A North Branford woman suing doctors at the Yale School of Medicine filed an appeal Thursday, after a Superior Court ordered the school to hand over tissue slides that may show she had been misdiagnosed with uterine cancer 10 years ago and unnecessarily underwent a total hysterectomy at Yale-New Haven Hospital, but ruled that any evidence resulting from a subsequent examination of the slides cannot be used in trial.

Plaintiff Michelle DiLieto, 53, said she is glad the court ruled in her favor but believes it is her right to use any information her personal physician gathers from the tissue samples as evidence in her medical malpractice lawsuit filed in 1997. Also responding to the court’s decision, the medical school filed a motion yesterday asking that the court order DiLieto not to speak to anyone besides her personal lawyer or physician about any new information gleaned from the slides.

Steven Ecker ’84, DiLieto’s attorney, said the defendants’ motion would prevent his client from speaking to the press, even if the tissue samples showed she had been misdiagnosed.

“It’s a classic gag order,” Ecker said. “In this case she really should be able to use the slides in any way she’d like.”

DiLieto had her uterus, ovaries, fallopian tubes and related lymph nodes removed in 1995, after Yale doctors diagnosed her with a potentially fatal endometrial stromal sarcoma.
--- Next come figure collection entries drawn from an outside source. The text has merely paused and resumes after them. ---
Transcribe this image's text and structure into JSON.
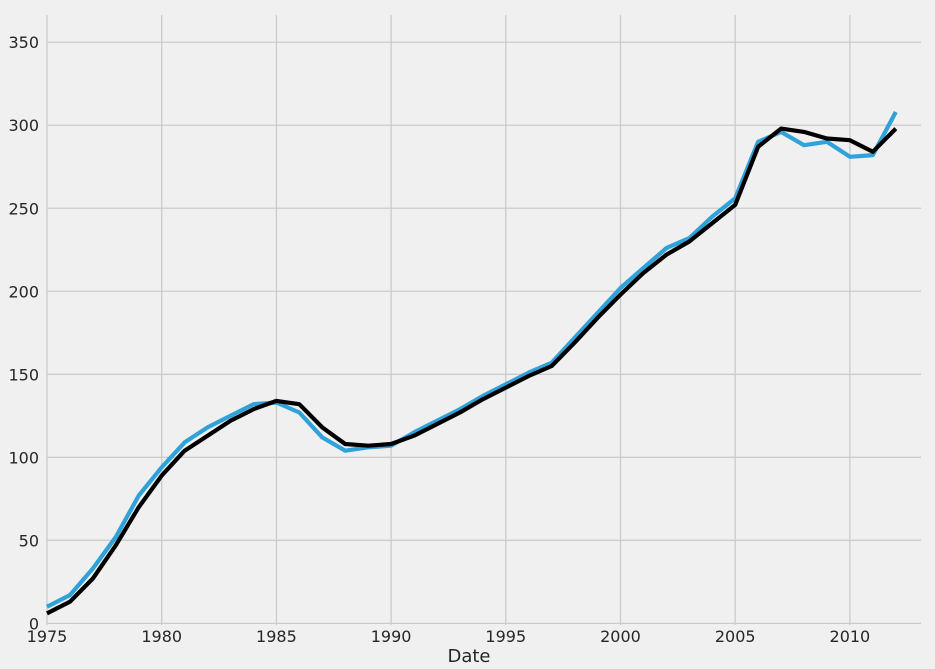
{
  "figure": {
    "background_color": "#f0f0f0",
    "grid_color": "#cbcbcb",
    "text_color": "#262626"
  },
  "chart_data": {
    "type": "line",
    "title": "",
    "xlabel": "Date",
    "ylabel": "",
    "grid": true,
    "legend": "none",
    "background": "#f0f0f0",
    "xlim": [
      1975,
      2013.1
    ],
    "ylim": [
      -1,
      366.4
    ],
    "xticks": [
      1975,
      1980,
      1985,
      1990,
      1995,
      2000,
      2005,
      2010
    ],
    "yticks": [
      0,
      50,
      100,
      150,
      200,
      250,
      300,
      350
    ],
    "x": [
      1975,
      1976,
      1977,
      1978,
      1979,
      1980,
      1981,
      1982,
      1983,
      1984,
      1985,
      1986,
      1987,
      1988,
      1989,
      1990,
      1991,
      1992,
      1993,
      1994,
      1995,
      1996,
      1997,
      1998,
      1999,
      2000,
      2001,
      2002,
      2003,
      2004,
      2005,
      2006,
      2007,
      2008,
      2009,
      2010,
      2011,
      2012
    ],
    "series": [
      {
        "name": "blue-series",
        "color": "#30a2da",
        "line_width": 4.2,
        "values": [
          10,
          17,
          33,
          52,
          77,
          94,
          109,
          118,
          125,
          132,
          133,
          127,
          112,
          104,
          106,
          107,
          115,
          122,
          129,
          137,
          144,
          151,
          157,
          172,
          187,
          202,
          214,
          226,
          232,
          245,
          256,
          290,
          296,
          288,
          290,
          281,
          282,
          308
        ]
      },
      {
        "name": "black-series",
        "color": "#000000",
        "line_width": 4.2,
        "values": [
          6,
          13,
          27,
          47,
          70,
          89,
          104,
          113,
          122,
          129,
          134,
          132,
          118,
          108,
          107,
          108,
          113,
          120,
          127,
          135,
          142,
          149,
          155,
          169,
          184,
          198,
          211,
          222,
          230,
          241,
          252,
          287,
          298,
          296,
          292,
          291,
          284,
          298
        ]
      }
    ]
  }
}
Two years later, she decided to sue for malpractice after a Harvard pathologist examined her case and concluded that she had not had cancer to begin with.
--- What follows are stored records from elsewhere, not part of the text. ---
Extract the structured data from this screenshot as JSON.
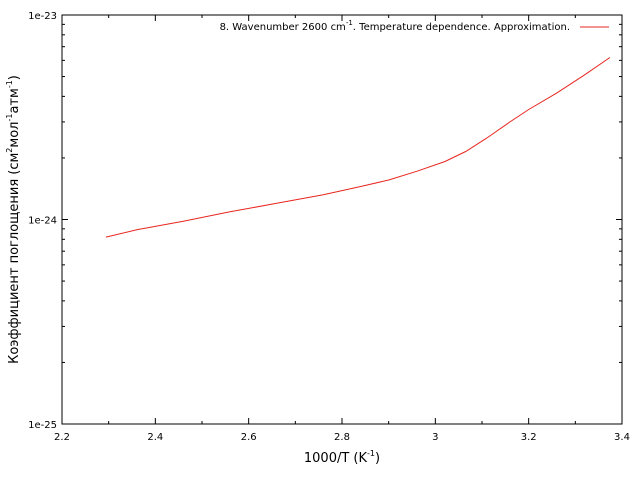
{
  "chart_data": {
    "type": "line",
    "title": "",
    "xlabel": {
      "base": "1000/T (K",
      "sup": "-1",
      "tail": ")"
    },
    "ylabel": {
      "parts": [
        {
          "t": "Коэффициент поглощения (см",
          "sup": false
        },
        {
          "t": "2",
          "sup": true
        },
        {
          "t": "мол",
          "sup": false
        },
        {
          "t": "-1",
          "sup": true
        },
        {
          "t": "атм",
          "sup": false
        },
        {
          "t": "-1",
          "sup": true
        },
        {
          "t": ")",
          "sup": false
        }
      ]
    },
    "xlim": [
      2.2,
      3.4
    ],
    "ylim": [
      1e-25,
      1e-23
    ],
    "yscale": "log",
    "x_ticks": [
      2.2,
      2.4,
      2.6,
      2.8,
      3.0,
      3.2,
      3.4
    ],
    "x_tick_labels": [
      "2.2",
      "2.4",
      "2.6",
      "2.8",
      "3",
      "3.2",
      "3.4"
    ],
    "y_ticks": [
      1e-25,
      1e-24,
      1e-23
    ],
    "y_tick_labels": [
      "1e-25",
      "1e-24",
      "1e-23"
    ],
    "grid": false,
    "legend_position": "top-right",
    "series": [
      {
        "name": {
          "base": "8. Wavenumber 2600 cm",
          "sup": "-1",
          "tail": ". Temperature dependence. Approximation."
        },
        "color": "#e8261f",
        "x": [
          2.294,
          2.36,
          2.46,
          2.56,
          2.66,
          2.76,
          2.84,
          2.9,
          2.96,
          3.02,
          3.065,
          3.11,
          3.16,
          3.2,
          3.26,
          3.32,
          3.374
        ],
        "y": [
          8.2e-25,
          8.9e-25,
          9.8e-25,
          1.09e-24,
          1.2e-24,
          1.32e-24,
          1.45e-24,
          1.56e-24,
          1.72e-24,
          1.92e-24,
          2.15e-24,
          2.5e-24,
          3e-24,
          3.45e-24,
          4.15e-24,
          5.1e-24,
          6.2e-24
        ]
      }
    ]
  }
}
Ecker said the court decision, written by Judge Carl Schuman last month, is a step in the right direction for DiLieto.

“The ruling forces Yale to turn over those slides, something which they have desperately sought to avoid for the last three years,” Ecker said. “If [the University’s] analysis of those slides helped Yale, they would have just showed us, instead of just sitting on them.”

Attorney Penny Seaman of Wiggin & Dana, who is representing the defendants, declined to comment for this article. Yale spokesman Tom Conroy also declined to comment on the lawsuit, beyond saying the University is in litigation.

In his decision, Schuman cited laws granting patients the right to examine physical slides or pathology blocks of their tissue but wrote the defendants could legally withhold any of their related test results or laboratory reports.

DiLieto said she hopes her personal doctor’s analysis of the tissue slides will answer questions she has had about her health for many years.

“Judge Schuman made what I feel is the most humane decision and right decision because this is my body in question here,” DiLieto said. “The slides hold information that’s vital to my health and peace of mind. I believe I was given that operation for absolutely nothing.”

She alleged that the slides were obtained without her consent, and Yale had been irresponsible in her cancer diagnosis.